Jan Ison graciously consented to an interview after her motivational and thought provoking workshop on the FISH Philosophy.
Jan Ison is a Consultant – Trainer – Coach specializing in working with libraries, public and non-profit organizations. Her specialty areas include Strategic Planning, Team Building, Community Collaboration, Meeting Management, Group Facilitator, Customer Service and Board Development. She has worked with local governments, libraries and academic institutions.
Previously Ms. Ison was the Executive Director of Lincoln Trail Libraries System (Champaign, Illinois), a multitype library cooperative providing service to libraries in East Central Illinois from 1983 – 2011. In that position she managed a diverse service program based on the needs of the 116 member libraries, which include 7 academic, 52 public, 42 school, and 15 special libraries of all sizes. Ms. Ison has a Masters in Library Science from Emporia State University, Emporia, Kansas, and is a skilled and trained meeting manager and facilitator.
Ms. Ison has also been active in professional library associations as a member of the American Library Association and the Illinois Library Association. Ms. Ison has served on many statewide and national committees. She is currently the President of the OCLC Global Council and immediate past Chair of the American Library Association Conference Program Committee. She is a frequent speaker on the topic of library cooperation and has also authored many articles on the topics of resource sharing and collaboration. In addition she has extensive experience in library planning.
Before coming to Illinois, Ms. Ison served as Director of the Southwest Regional Library Service System (Durango, Colorado), as Education Consultant at the Central Kansas Library System (Great Bend, Kansas), and as an Elementary School Librarian (Great Falls, Montana).
YT: What or who inspired you to be a Librarian?
JI: Becoming a librarian was a result of a series of events in my life not any individual. I worked in a library when I was in college and enjoyed it. I was working on my degree in History with the goal of being a teacher. At the time the school I attended had an undergraduate minor in Library Science and I choose that program as my minor. Following graduation I was unable to find a position as a history teacher but became an Elementary School Librarian. That changed the direction of my career and for the better. I loved library work and when an opportunity arrived I returned to school to get my Library Degree.
YT: What is your background and describe your career to date?
JI: I retired from being a full time library administrator almost 5 years ago and have been doing a little consulting on Planning, Meeting Management and Customer Service. Prior to my retirement I worked as a School Librarian, an Educational Consultant for a Public Library Cooperative and the Director of a Multitype Cooperative. I am passionate about bringing people and libraries together so that there is more institutional cooperation. We only serve our public better when we work together locally, nationally and globally.

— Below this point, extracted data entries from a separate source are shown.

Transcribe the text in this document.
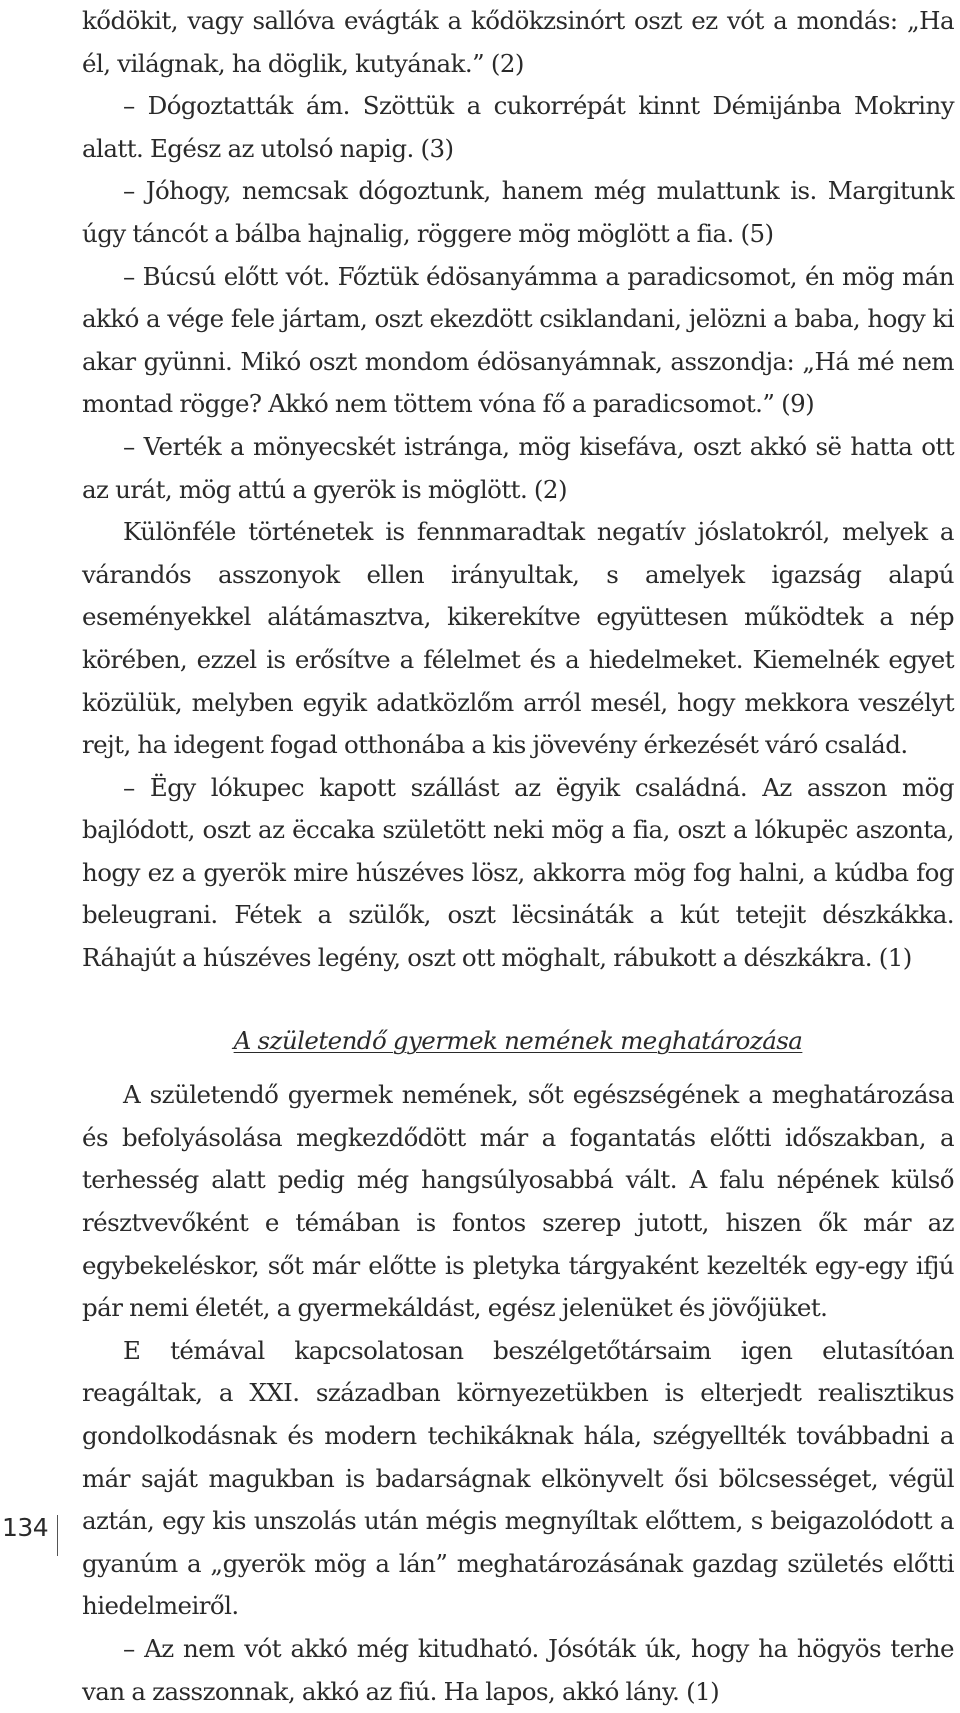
kődökit, vagy sallóva evágták a kődökzsinórt oszt ez vót a mondás: „Ha él, világnak, ha döglik, kutyának.” (2)

– Dógoztatták ám. Szöttük a cukorrépát kinnt Démijánba Mokriny alatt. Egész az utolsó napig. (3)

– Jóhogy, nemcsak dógoztunk, hanem még mulattunk is. Margitunk úgy táncót a bálba hajnalig, röggere mög möglött a fia. (5)

– Búcsú előtt vót. Főztük édösanyámma a paradicsomot, én mög mán akkó a vége fele jártam, oszt ekezdött csiklandani, jelözni a baba, hogy ki akar gyünni. Mikó oszt mondom édösanyámnak, asszondja: „Há mé nem montad rögge? Akkó nem töttem vóna fő a paradicsomot.” (9)

– Verték a mönyecskét istránga, mög kisefáva, oszt akkó së hatta ott az urát, mög attú a gyerök is möglött. (2)

Különféle történetek is fennmaradtak negatív jóslatokról, melyek a várandós asszonyok ellen irányultak, s amelyek igazság alapú eseményekkel alátámasztva, kikerekítve együttesen működtek a nép körében, ezzel is erősítve a félelmet és a hiedelmeket. Kiemelnék egyet közülük, melyben egyik adatközlőm arról mesél, hogy mekkora veszélyt rejt, ha idegent fogad otthonába a kis jövevény érkezését váró család.

– Ëgy lókupec kapott szállást az ëgyik családná. Az asszon mög bajlódott, oszt az ëccaka születött neki mög a fia, oszt a lókupëc aszonta, hogy ez a gyerök mire húszéves lösz, akkorra mög fog halni, a kúdba fog beleugrani. Fétek a szülők, oszt lëcsináták a kút tetejit dészkákka. Ráhajút a húszéves legény, oszt ott möghalt, rábukott a dészkákra. (1)

A születendő gyermek nemének meghatározása

A születendő gyermek nemének, sőt egészségének a meghatározása és befolyásolása megkezdődött már a fogantatás előtti időszakban, a terhesség alatt pedig még hangsúlyosabbá vált. A falu népének külső résztvevőként e témában is fontos szerep jutott, hiszen ők már az egybekeléskor, sőt már előtte is pletyka tárgyaként kezelték egy-egy ifjú pár nemi életét, a gyermekáldást, egész jelenüket és jövőjüket.

E témával kapcsolatosan beszélgetőtársaim igen elutasítóan reagáltak, a XXI. században környezetükben is elterjedt realisztikus gondolkodásnak és modern techikáknak hála, szégyellték továbbadni a már saját magukban is badarságnak elkönyvelt ősi bölcsességet, végül aztán, egy kis unszolás után mégis megnyíltak előttem, s beigazolódott a gyanúm a „gyerök mög a lán” meghatározásának gazdag születés előtti hiedelmeiről.

– Az nem vót akkó még kitudható. Jósóták úk, hogy ha högyös terhe van a zasszonnak, akkó az fiú. Ha lapos, akkó lány. (1)

134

YT: How important is customer service to the survival of a library?
JI: Customer service is critical to all institutions. Without it we have clients who are not satisfied and tell others about the service they received. The question is will the library survive? For the most part libraries will probably survive if the customer service is sub-par, but they won’t thrive and then the institution will not be in a position to meet needs of the users.
YT: What do you think is vital for an academic library leadership to do to make their internal and external customers “happy”?
JI: Listen to customers and when possible and appropriate respond to the needs in a positive manner. Library Leadership also needs to be sure to look outward to what other libraries are doing and to what other service and retail agencies are doing and adapt and adopt to an ever changing environment.
YT: Are there any skills and advice you would suggest to a mid-career professional to have to lead a team and add value to their organization?
JI: One of the most important skills that every leader needs is to effectively manage and facilitate a variety of types of meetings. Just like there is little if any formal training on listening, there is little or no training on meeting management and facilitation. It is an essential skill that is useful for not only someone responsibility for conducting a meeting but also those attending. As librarians we spend a lot of time working in a team and the environment and productivity of meetings will improve substantially if everyone knows how to participate in a successful meeting. I’ve taken several workshops on the topic and conducted training and I know, it works.